ILA. 1.Evidence| 2.Analysis
1.Evidence| Over 60% of the forest that previous covered the earth has been cut down.
2.Analysis| Clearing space for development is one of the main causes for the destruction of forests. For a long time technology has been developed with very little regard for nature, resulting in many sites of natural beauty being destroyed entirely and lost to mankind forever.
PLA. 1.Point| 2.More information| 3.ILA| 4.Link
1.Point| Many sites of natural beauty have been destroyed.
2.More information| Although technological advancements allow us to achieve or
create more things, at the same time irreplaceable things are being ignorantly destroyed.

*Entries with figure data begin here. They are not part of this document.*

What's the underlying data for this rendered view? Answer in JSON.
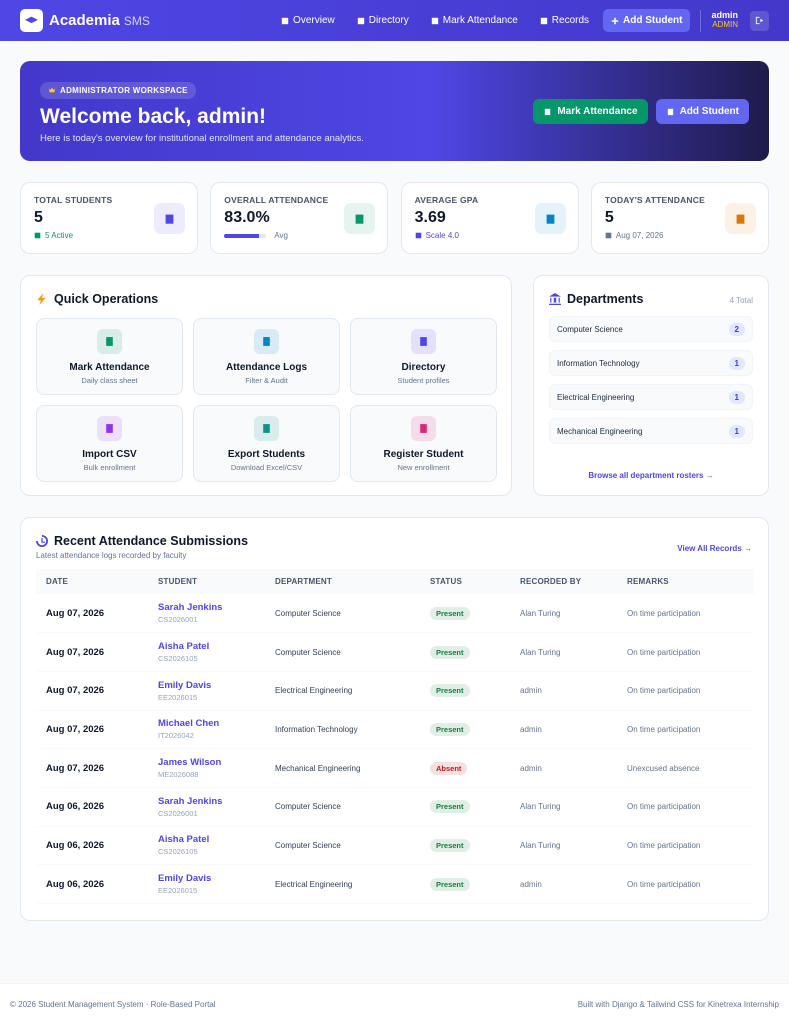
{
  "nav": {
    "brand": "Academia",
    "brand_sub": "SMS",
    "links": [
      "Overview",
      "Directory",
      "Mark Attendance",
      "Records"
    ],
    "cta": "Add Student",
    "user": "admin",
    "role": "ADMIN"
  },
  "hero": {
    "badge": "ADMINISTRATOR WORKSPACE",
    "title": "Welcome back, admin!",
    "subtitle": "Here is today's overview for institutional enrollment and attendance analytics.",
    "actions": [
      "Mark Attendance",
      "Add Student"
    ]
  },
  "stats": [
    {
      "label": "TOTAL STUDENTS",
      "value": "5",
      "note": "5 Active",
      "color": "#4f46e5"
    },
    {
      "label": "OVERALL ATTENDANCE",
      "value": "83.0%",
      "progress": 83,
      "note": "Avg",
      "color": "#059669"
    },
    {
      "label": "AVERAGE GPA",
      "value": "3.69",
      "note": "Scale 4.0",
      "color": "#0284c7"
    },
    {
      "label": "TODAY'S ATTENDANCE",
      "value": "5",
      "note": "Aug 07, 2026",
      "color": "#d97706"
    }
  ],
  "quick_ops": {
    "title": "Quick Operations",
    "items": [
      {
        "title": "Mark Attendance",
        "sub": "Daily class sheet",
        "color": "#059669"
      },
      {
        "title": "Attendance Logs",
        "sub": "Filter & Audit",
        "color": "#0284c7"
      },
      {
        "title": "Directory",
        "sub": "Student profiles",
        "color": "#4f46e5"
      },
      {
        "title": "Import CSV",
        "sub": "Bulk enrollment",
        "color": "#9333ea"
      },
      {
        "title": "Export Students",
        "sub": "Download Excel/CSV",
        "color": "#0d9488"
      },
      {
        "title": "Register Student",
        "sub": "New enrollment",
        "color": "#db2777"
      }
    ]
  },
  "departments": {
    "title": "Departments",
    "total": "4 Total",
    "items": [
      {
        "name": "Computer Science",
        "count": 2
      },
      {
        "name": "Information Technology",
        "count": 1
      },
      {
        "name": "Electrical Engineering",
        "count": 1
      },
      {
        "name": "Mechanical Engineering",
        "count": 1
      }
    ],
    "link": "Browse all department rosters →"
  },
  "recent": {
    "title": "Recent Attendance Submissions",
    "subtitle": "Latest attendance logs recorded by faculty",
    "link": "View All Records →",
    "columns": [
      "DATE",
      "STUDENT",
      "DEPARTMENT",
      "STATUS",
      "RECORDED BY",
      "REMARKS"
    ],
    "rows": [
      {
        "date": "Aug 07, 2026",
        "student": "Sarah Jenkins",
        "id": "CS2026001",
        "department": "Computer Science",
        "status": "Present",
        "status_color": "#15803d",
        "recorded_by": "Alan Turing",
        "remarks": "On time participation"
      },
      {
        "date": "Aug 07, 2026",
        "student": "Aisha Patel",
        "id": "CS2026105",
        "department": "Computer Science",
        "status": "Present",
        "status_color": "#15803d",
        "recorded_by": "Alan Turing",
        "remarks": "On time participation"
      },
      {
        "date": "Aug 07, 2026",
        "student": "Emily Davis",
        "id": "EE2026015",
        "department": "Electrical Engineering",
        "status": "Present",
        "status_color": "#15803d",
        "recorded_by": "admin",
        "remarks": "On time participation"
      },
      {
        "date": "Aug 07, 2026",
        "student": "Michael Chen",
        "id": "IT2026042",
        "department": "Information Technology",
        "status": "Present",
        "status_color": "#15803d",
        "recorded_by": "admin",
        "remarks": "On time participation"
      },
      {
        "date": "Aug 07, 2026",
        "student": "James Wilson",
        "id": "ME2026088",
        "department": "Mechanical Engineering",
        "status": "Absent",
        "status_color": "#b91c1c",
        "recorded_by": "admin",
        "remarks": "Unexcused absence"
      },
      {
        "date": "Aug 06, 2026",
        "student": "Sarah Jenkins",
        "id": "CS2026001",
        "department": "Computer Science",
        "status": "Present",
        "status_color": "#15803d",
        "recorded_by": "Alan Turing",
        "remarks": "On time participation"
      },
      {
        "date": "Aug 06, 2026",
        "student": "Aisha Patel",
        "id": "CS2026105",
        "department": "Computer Science",
        "status": "Present",
        "status_color": "#15803d",
        "recorded_by": "Alan Turing",
        "remarks": "On time participation"
      },
      {
        "date": "Aug 06, 2026",
        "student": "Emily Davis",
        "id": "EE2026015",
        "department": "Electrical Engineering",
        "status": "Present",
        "status_color": "#15803d",
        "recorded_by": "admin",
        "remarks": "On time participation"
      }
    ]
  },
  "footer": {
    "left": "© 2026 Student Management System · Role-Based Portal",
    "right": "Built with Django & Tailwind CSS for Kinetrexa Internship"
  }
}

3.ILA|Evidence and analysis.
4.Link| As the earth’s natural beauty is being destroyed and is unable to be restored, the world certainly is not changing for the better.

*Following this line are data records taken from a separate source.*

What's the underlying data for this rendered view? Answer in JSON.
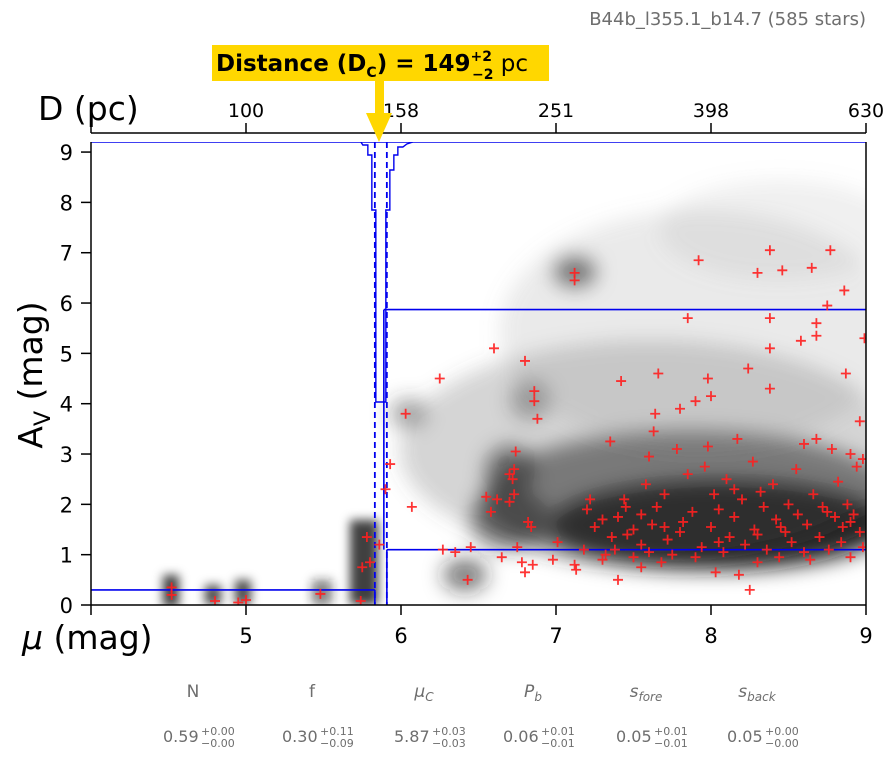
{
  "cloud_label": "B44b_l355.1_b14.7 (585 stars)",
  "distance_box": {
    "prefix": "Distance (D",
    "subscript": "C",
    "middle": ") = 149",
    "sup": "+2",
    "sub": "−2",
    "unit": " pc",
    "color": "#ffd700"
  },
  "chart_data": {
    "type": "scatter",
    "title": "",
    "xlabel": "μ (mag)",
    "ylabel": "A_V (mag)",
    "ylabel_parts": {
      "main": "A",
      "sub": "V",
      "rest": " (mag)"
    },
    "top_axis_label": "D (pc)",
    "xlim": [
      4,
      9
    ],
    "ylim": [
      0,
      9.2
    ],
    "x_ticks": [
      4,
      5,
      6,
      7,
      8,
      9
    ],
    "x_tick_labels": [
      "",
      "5",
      "6",
      "7",
      "8",
      "9"
    ],
    "y_ticks": [
      0,
      1,
      2,
      3,
      4,
      5,
      6,
      7,
      8,
      9
    ],
    "y_tick_labels": [
      "0",
      "1",
      "2",
      "3",
      "4",
      "5",
      "6",
      "7",
      "8",
      "9"
    ],
    "top_ticks_mu": [
      5,
      6.0,
      7.0,
      8.0,
      9.0
    ],
    "top_tick_labels": [
      "100",
      "158",
      "251",
      "398",
      "630"
    ],
    "colors": {
      "stars": "#ff2020",
      "model": "#0000ee",
      "arrow": "#ffd700"
    },
    "model_step": {
      "mu_c": 5.87,
      "av_fore": 0.3,
      "av_back_low": 1.1,
      "av_back_high": 5.87
    },
    "stars": [
      [
        4.52,
        0.35
      ],
      [
        4.52,
        0.2
      ],
      [
        4.8,
        0.08
      ],
      [
        4.95,
        0.05
      ],
      [
        5.0,
        0.1
      ],
      [
        5.48,
        0.22
      ],
      [
        5.74,
        0.08
      ],
      [
        5.75,
        0.75
      ],
      [
        5.78,
        1.35
      ],
      [
        5.8,
        0.85
      ],
      [
        5.86,
        1.2
      ],
      [
        5.9,
        2.3
      ],
      [
        5.93,
        2.8
      ],
      [
        6.03,
        3.8
      ],
      [
        6.07,
        1.95
      ],
      [
        6.25,
        4.5
      ],
      [
        6.27,
        1.1
      ],
      [
        6.35,
        1.05
      ],
      [
        6.43,
        0.5
      ],
      [
        6.45,
        1.15
      ],
      [
        6.55,
        2.15
      ],
      [
        6.58,
        1.85
      ],
      [
        6.6,
        5.1
      ],
      [
        6.62,
        2.1
      ],
      [
        6.65,
        0.95
      ],
      [
        6.7,
        2.05
      ],
      [
        6.7,
        2.6
      ],
      [
        6.72,
        2.5
      ],
      [
        6.73,
        2.7
      ],
      [
        6.73,
        2.2
      ],
      [
        6.74,
        3.05
      ],
      [
        6.75,
        1.15
      ],
      [
        6.78,
        0.85
      ],
      [
        6.8,
        4.85
      ],
      [
        6.8,
        0.65
      ],
      [
        6.82,
        1.65
      ],
      [
        6.84,
        1.55
      ],
      [
        6.85,
        0.8
      ],
      [
        6.86,
        4.25
      ],
      [
        6.86,
        4.05
      ],
      [
        6.88,
        3.7
      ],
      [
        6.98,
        0.9
      ],
      [
        7.01,
        1.25
      ],
      [
        7.12,
        6.6
      ],
      [
        7.12,
        6.45
      ],
      [
        7.12,
        0.8
      ],
      [
        7.13,
        0.7
      ],
      [
        7.18,
        1.1
      ],
      [
        7.2,
        1.9
      ],
      [
        7.22,
        2.1
      ],
      [
        7.25,
        1.55
      ],
      [
        7.3,
        0.9
      ],
      [
        7.32,
        1.0
      ],
      [
        7.35,
        3.25
      ],
      [
        7.36,
        1.35
      ],
      [
        7.38,
        1.1
      ],
      [
        7.4,
        0.5
      ],
      [
        7.4,
        1.75
      ],
      [
        7.42,
        4.45
      ],
      [
        7.44,
        2.1
      ],
      [
        7.46,
        1.4
      ],
      [
        7.5,
        0.95
      ],
      [
        7.5,
        1.5
      ],
      [
        7.55,
        1.8
      ],
      [
        7.55,
        0.75
      ],
      [
        7.58,
        2.4
      ],
      [
        7.6,
        2.95
      ],
      [
        7.6,
        1.05
      ],
      [
        7.62,
        1.6
      ],
      [
        7.63,
        3.45
      ],
      [
        7.64,
        3.8
      ],
      [
        7.65,
        1.95
      ],
      [
        7.66,
        4.6
      ],
      [
        7.68,
        0.85
      ],
      [
        7.7,
        2.2
      ],
      [
        7.72,
        1.3
      ],
      [
        7.75,
        1.0
      ],
      [
        7.78,
        3.1
      ],
      [
        7.8,
        3.9
      ],
      [
        7.82,
        1.65
      ],
      [
        7.85,
        5.7
      ],
      [
        7.85,
        2.6
      ],
      [
        7.88,
        1.85
      ],
      [
        7.9,
        4.05
      ],
      [
        7.92,
        6.85
      ],
      [
        7.94,
        1.15
      ],
      [
        7.96,
        2.75
      ],
      [
        7.98,
        3.15
      ],
      [
        7.98,
        4.5
      ],
      [
        8.0,
        4.15
      ],
      [
        8.0,
        1.55
      ],
      [
        8.02,
        2.2
      ],
      [
        8.03,
        0.65
      ],
      [
        8.05,
        1.9
      ],
      [
        8.08,
        1.05
      ],
      [
        8.1,
        2.5
      ],
      [
        8.12,
        1.35
      ],
      [
        8.15,
        1.75
      ],
      [
        8.17,
        3.3
      ],
      [
        8.18,
        0.6
      ],
      [
        8.2,
        2.1
      ],
      [
        8.22,
        1.2
      ],
      [
        8.24,
        4.7
      ],
      [
        8.25,
        0.3
      ],
      [
        8.27,
        2.85
      ],
      [
        8.28,
        1.5
      ],
      [
        8.3,
        6.6
      ],
      [
        8.3,
        0.85
      ],
      [
        8.32,
        2.25
      ],
      [
        8.34,
        1.95
      ],
      [
        8.36,
        1.1
      ],
      [
        8.38,
        7.05
      ],
      [
        8.38,
        5.7
      ],
      [
        8.38,
        5.1
      ],
      [
        8.38,
        4.3
      ],
      [
        8.4,
        2.4
      ],
      [
        8.42,
        1.7
      ],
      [
        8.44,
        0.95
      ],
      [
        8.46,
        6.65
      ],
      [
        8.48,
        1.45
      ],
      [
        8.5,
        2.0
      ],
      [
        8.52,
        1.25
      ],
      [
        8.55,
        2.7
      ],
      [
        8.56,
        1.8
      ],
      [
        8.58,
        5.25
      ],
      [
        8.6,
        3.2
      ],
      [
        8.62,
        1.6
      ],
      [
        8.64,
        0.9
      ],
      [
        8.65,
        6.7
      ],
      [
        8.66,
        2.2
      ],
      [
        8.68,
        5.6
      ],
      [
        8.68,
        5.35
      ],
      [
        8.68,
        3.3
      ],
      [
        8.7,
        1.35
      ],
      [
        8.72,
        1.95
      ],
      [
        8.75,
        5.95
      ],
      [
        8.76,
        1.1
      ],
      [
        8.77,
        7.05
      ],
      [
        8.78,
        3.1
      ],
      [
        8.8,
        1.75
      ],
      [
        8.82,
        2.45
      ],
      [
        8.84,
        1.25
      ],
      [
        8.85,
        1.55
      ],
      [
        8.86,
        6.25
      ],
      [
        8.87,
        4.6
      ],
      [
        8.88,
        2.0
      ],
      [
        8.9,
        3.0
      ],
      [
        8.9,
        0.95
      ],
      [
        8.92,
        1.8
      ],
      [
        8.94,
        2.75
      ],
      [
        8.96,
        1.45
      ],
      [
        8.96,
        3.65
      ],
      [
        8.98,
        2.9
      ],
      [
        8.98,
        1.15
      ],
      [
        8.99,
        5.3
      ],
      [
        8.3,
        1.4
      ],
      [
        8.05,
        1.25
      ],
      [
        7.8,
        1.45
      ],
      [
        7.55,
        1.2
      ],
      [
        7.3,
        1.7
      ],
      [
        7.9,
        0.95
      ],
      [
        8.45,
        1.55
      ],
      [
        8.6,
        1.05
      ],
      [
        8.75,
        1.85
      ],
      [
        8.9,
        1.65
      ],
      [
        8.15,
        2.3
      ],
      [
        7.7,
        1.55
      ],
      [
        7.45,
        1.95
      ]
    ]
  },
  "params": [
    {
      "name": "N",
      "italic": false,
      "name_sub": "",
      "value": "0.59",
      "sup": "+0.00",
      "sub": "−0.00"
    },
    {
      "name": "f",
      "italic": false,
      "name_sub": "",
      "value": "0.30",
      "sup": "+0.11",
      "sub": "−0.09"
    },
    {
      "name": "μ",
      "italic": true,
      "name_sub": "C",
      "value": "5.87",
      "sup": "+0.03",
      "sub": "−0.03"
    },
    {
      "name": "P",
      "italic": true,
      "name_sub": "b",
      "value": "0.06",
      "sup": "+0.01",
      "sub": "−0.01"
    },
    {
      "name": "s",
      "italic": true,
      "name_sub": "fore",
      "value": "0.05",
      "sup": "+0.01",
      "sub": "−0.01"
    },
    {
      "name": "s",
      "italic": true,
      "name_sub": "back",
      "value": "0.05",
      "sup": "+0.00",
      "sub": "−0.00"
    }
  ]
}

ELA. 1.Intro| 2.PLA-1| 3.PLA-2| 4.PLA-3| 5. Conc.
1.Introduction|Change is inevitable! It is true that the world must and will always change, but that does not mean that the change will always be good. At present the world is not changing for the better. Evidence from nature, social interaction
and economy will be used to support this thesis.
2.PLA-1|1 st body paragraph.
3.PLA-2|2 nd body paragraph.
4.PLA-3|3 rd body paragraph.
5.Conclusion|In conclusion, it is clear that the world is not changing for the better. Evidence from nature, social interaction, and the economy clearly shows that the world is in fact getting worse. If the world continues to change in this way, there will be nothing left worth cherishing.
Evidence: is only a description of “what” has happened in the world.
Analysis: Adds important information to the evidence and shows “how” changes in the world have caused it. Through the analysis, the evidence is connected to the point of the PLA.
Point: Must be 1 sentence only, which clearly shows the argument of the paragraph.
More Information: develops the point (paragraph argument) ready for the ILA, by adding more details to the point.
A PLA can contain more than 1 ILA, and an ELA can have more than 3 PLAs.
In fact, at university a PLA should have many more ILAs, and an ELA should have as many PLAs as needed to effectively answer the question.